The interaction of cationic antimicrobial peptides with vesicles containing synthetic glycolipids as models of the outer membrane of gram-negative bacteria

Two simple lipid A analogues methyl 2,3-di-O-tetradecanoyl-alpha-D-glucopyranoside (GL1) and methyl 2,3-di-O-tetradecanoyl-alpha-D-glucopyranoside 4-O-phosphate (GL2) were synthesized and used for preparing mixed phosphocholine vesicles as models of the outer membrane of gram-negative bacteria.
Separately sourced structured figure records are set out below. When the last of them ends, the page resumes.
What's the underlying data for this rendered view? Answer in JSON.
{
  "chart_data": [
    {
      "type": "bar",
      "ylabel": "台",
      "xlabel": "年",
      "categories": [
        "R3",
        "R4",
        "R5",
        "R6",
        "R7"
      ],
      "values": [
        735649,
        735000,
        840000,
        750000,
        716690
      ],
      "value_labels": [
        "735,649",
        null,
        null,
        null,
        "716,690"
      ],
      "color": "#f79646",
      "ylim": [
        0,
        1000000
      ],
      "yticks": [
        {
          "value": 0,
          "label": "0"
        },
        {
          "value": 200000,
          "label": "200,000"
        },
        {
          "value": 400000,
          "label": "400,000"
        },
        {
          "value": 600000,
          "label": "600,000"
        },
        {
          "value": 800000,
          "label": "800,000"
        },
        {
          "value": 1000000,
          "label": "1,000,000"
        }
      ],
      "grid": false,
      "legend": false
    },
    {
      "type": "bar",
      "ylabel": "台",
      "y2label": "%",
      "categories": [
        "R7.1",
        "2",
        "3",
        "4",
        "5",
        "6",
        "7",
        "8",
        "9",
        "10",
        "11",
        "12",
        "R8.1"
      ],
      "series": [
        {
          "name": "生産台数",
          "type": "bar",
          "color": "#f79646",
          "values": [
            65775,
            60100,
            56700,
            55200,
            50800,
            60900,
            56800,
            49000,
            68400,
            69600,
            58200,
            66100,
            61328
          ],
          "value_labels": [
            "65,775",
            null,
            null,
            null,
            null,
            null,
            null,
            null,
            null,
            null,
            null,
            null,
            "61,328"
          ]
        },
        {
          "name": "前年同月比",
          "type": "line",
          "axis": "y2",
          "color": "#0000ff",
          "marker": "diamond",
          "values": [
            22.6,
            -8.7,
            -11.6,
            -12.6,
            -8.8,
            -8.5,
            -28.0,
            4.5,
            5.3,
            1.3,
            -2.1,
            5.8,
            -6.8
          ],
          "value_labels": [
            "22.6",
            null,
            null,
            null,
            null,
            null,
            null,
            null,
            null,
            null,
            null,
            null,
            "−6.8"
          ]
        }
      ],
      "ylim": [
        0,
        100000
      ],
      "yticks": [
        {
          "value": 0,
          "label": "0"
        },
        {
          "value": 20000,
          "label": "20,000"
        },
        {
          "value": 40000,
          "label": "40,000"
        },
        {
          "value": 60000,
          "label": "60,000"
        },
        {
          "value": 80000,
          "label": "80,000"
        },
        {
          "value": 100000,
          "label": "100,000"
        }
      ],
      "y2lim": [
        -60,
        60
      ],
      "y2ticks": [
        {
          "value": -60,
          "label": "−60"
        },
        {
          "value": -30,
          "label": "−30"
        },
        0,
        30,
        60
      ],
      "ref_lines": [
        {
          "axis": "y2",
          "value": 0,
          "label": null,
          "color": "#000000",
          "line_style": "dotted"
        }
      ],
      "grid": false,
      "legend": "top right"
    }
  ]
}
The interaction of these model membranes with magainin 2, a representative of the a-helical membrane active peptides, and apidaccin Ib and drosocin, two insect Pro-rich peptides which do not act at the level of the cellular membrane, were studied by CID and dye-releasing experiments. The CD spectra of apidaecin Ib and drosocin in the presence of GL1- or GL2-containing vesicles were consistent with largely unordered structures, whereas, according to the CD spectra, magainin 2 adopted an amphipathic a-helical conformation, particularly in the presence of negatively charged bilayers. The ability of the peptides to fold into amphipathic conformations was strictly correlated to their ability to bind and to permeabilize phospholipid as well as glycolipid membranes. Apidaecin Ib and drosocin, which are unable to adopt an amphipathic structure, showed negligible dye-leakage activity even in the presence of GL2-containing vesicles. It is reasonable to suppose that, as for the killing mechanism, the two classes of antimicrobial peptides follow different patterns to cross the bacterial outer membrane.